STATE v. VALENTINE BENDER.

Court of Quarter Sessions of Delaware, Dover County.
December, 1793.

[†] This case is also reported in Bayard’s Notebook, 34; Miller’s Notebook, 33; Clayton’s Notebook, 2; Read’s Notebook, 12.

Page 17

At the trial the Negro (who was agreed to have been freed in Maryland 8 years ago) was offered as a witness to prove the assault, there being nobody else to prove the facts for the State. Objected that she was within the meaning of the Act of Assembly, February 3, 1787; that it was the policy of the state to exclude a people at enmity with the whites, without education and void of principle from swearing against white people, and relied upon the case of Collins and Hall in Sussex.

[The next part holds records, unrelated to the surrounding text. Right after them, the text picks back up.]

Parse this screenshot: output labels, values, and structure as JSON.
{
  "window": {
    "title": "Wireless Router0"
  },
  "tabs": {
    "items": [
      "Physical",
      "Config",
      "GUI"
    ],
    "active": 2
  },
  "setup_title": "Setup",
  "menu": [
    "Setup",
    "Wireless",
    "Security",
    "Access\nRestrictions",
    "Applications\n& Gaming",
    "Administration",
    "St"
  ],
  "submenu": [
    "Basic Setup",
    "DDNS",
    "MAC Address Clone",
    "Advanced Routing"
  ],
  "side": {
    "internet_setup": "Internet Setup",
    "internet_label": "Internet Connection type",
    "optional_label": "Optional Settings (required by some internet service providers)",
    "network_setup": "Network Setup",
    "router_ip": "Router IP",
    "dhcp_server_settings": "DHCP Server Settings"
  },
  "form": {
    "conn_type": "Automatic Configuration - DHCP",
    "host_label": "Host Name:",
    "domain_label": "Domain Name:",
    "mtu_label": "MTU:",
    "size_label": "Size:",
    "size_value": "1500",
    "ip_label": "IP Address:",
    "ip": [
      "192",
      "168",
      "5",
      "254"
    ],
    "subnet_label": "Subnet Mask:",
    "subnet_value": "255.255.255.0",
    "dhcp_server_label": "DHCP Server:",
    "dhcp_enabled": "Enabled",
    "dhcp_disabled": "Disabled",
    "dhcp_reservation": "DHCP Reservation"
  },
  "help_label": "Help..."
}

The attorney general urged that ex necessitate rei she ought to be admitted, and mentioned the case of an owner of a note’s being a witness to prove the tearing for the state. — That by the Act of Assembly (1787) Negroes must have liberty to obtain redress etc., which could not be unless they were allowed as witnesses for the state — and that by the common law no color nor profession excluded a person from giving testimony.

BASSETT, C. J.,

said a majority of the Court were for admitting her ex necessitate rei — that she was a good witness by the common law, and not excluded by the Act of Assembly from obtaining redress in that way, but, if the assault had been on a white man, he would not have admitted her.

Another witness proved it was the Negro’s own assault.

Verdict not guilty, and the court refused to certify.